FAK, but not ERK, inhibition decreases BAALC-mediated MCF-7 migration in vitro. MCF-7 cells stably transfected with an empty vector (EV) or BAALC were generated. (A) The expression and phosphorylation of FAK and ERK following BAALC overexpression were measured by western blot in MCF-7-EV and BAALC cells. Blots are representative of three independent experiments. (B) Confluent monolayers of MCF-7-EV and BAALC cells were grown to confluence, treated for 1 h with either serum-free media (untreated), vehicle, UO126 or PF-562271, and a wound was made by scratching with a pipette tip.

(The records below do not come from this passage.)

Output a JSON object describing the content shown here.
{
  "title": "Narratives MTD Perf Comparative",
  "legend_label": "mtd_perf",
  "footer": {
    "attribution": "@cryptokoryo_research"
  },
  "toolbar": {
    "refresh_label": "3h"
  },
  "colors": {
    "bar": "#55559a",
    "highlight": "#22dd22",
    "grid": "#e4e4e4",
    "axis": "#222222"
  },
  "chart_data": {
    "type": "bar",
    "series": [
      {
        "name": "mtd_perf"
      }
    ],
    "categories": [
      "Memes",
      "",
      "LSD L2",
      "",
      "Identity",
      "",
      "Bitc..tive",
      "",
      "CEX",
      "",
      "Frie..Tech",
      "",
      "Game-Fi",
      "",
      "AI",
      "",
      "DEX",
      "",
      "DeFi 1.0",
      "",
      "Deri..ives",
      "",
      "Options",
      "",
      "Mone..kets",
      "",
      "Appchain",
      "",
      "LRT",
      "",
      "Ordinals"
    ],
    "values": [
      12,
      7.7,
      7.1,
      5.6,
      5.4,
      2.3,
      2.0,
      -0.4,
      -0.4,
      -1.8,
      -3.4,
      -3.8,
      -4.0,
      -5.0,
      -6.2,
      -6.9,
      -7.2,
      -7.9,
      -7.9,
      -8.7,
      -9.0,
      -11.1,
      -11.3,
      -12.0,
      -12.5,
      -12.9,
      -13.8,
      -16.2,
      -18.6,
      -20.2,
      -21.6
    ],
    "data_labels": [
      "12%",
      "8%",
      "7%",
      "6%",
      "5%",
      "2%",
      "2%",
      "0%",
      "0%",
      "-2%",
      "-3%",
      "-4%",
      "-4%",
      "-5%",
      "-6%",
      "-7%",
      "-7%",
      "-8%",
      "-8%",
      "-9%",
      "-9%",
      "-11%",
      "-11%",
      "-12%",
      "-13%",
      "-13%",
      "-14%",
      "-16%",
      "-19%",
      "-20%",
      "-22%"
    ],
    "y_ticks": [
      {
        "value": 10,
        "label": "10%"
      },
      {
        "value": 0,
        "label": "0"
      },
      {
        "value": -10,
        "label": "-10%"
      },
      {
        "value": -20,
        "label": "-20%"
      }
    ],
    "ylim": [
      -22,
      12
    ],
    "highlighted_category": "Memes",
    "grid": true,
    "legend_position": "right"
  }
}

The wounds were photographed at 0 and 48 h to measure wound closure. Photomicrographs are indicative of 4 independent experiments performed in triplicate. (C) Wound widths are expressed as % of 0 h wound width. * denotes statistical significance (p < 0.05).

Figure 7

BAALC can interact with FAK and leads to increased active MMP-9 in vitro. MCF-7 cells stably expressing an empty vector (EV) or BAALC were generated. (A) MCF-7 cells were lyzed, and BAALC was immunoprecipitated from cell lysates with an anti-BAALC antibody, or an IgG isotype control. Co-immunoprecipitated FAK was identified by western blot. Alternatively, endogenous FAK was immunoprecipitated with an anti-FAK antibody, and co-immunoprecipitated BAALC identified by western blot. Blots are representative of three independent experiments. (B) Conditioned media from MCF-7-EV and BAALC cells was electrophoresed on 10% gelatin zymography gels, and gels were stained before being visualized for MMP activity. Gels are representative of three independent experiments.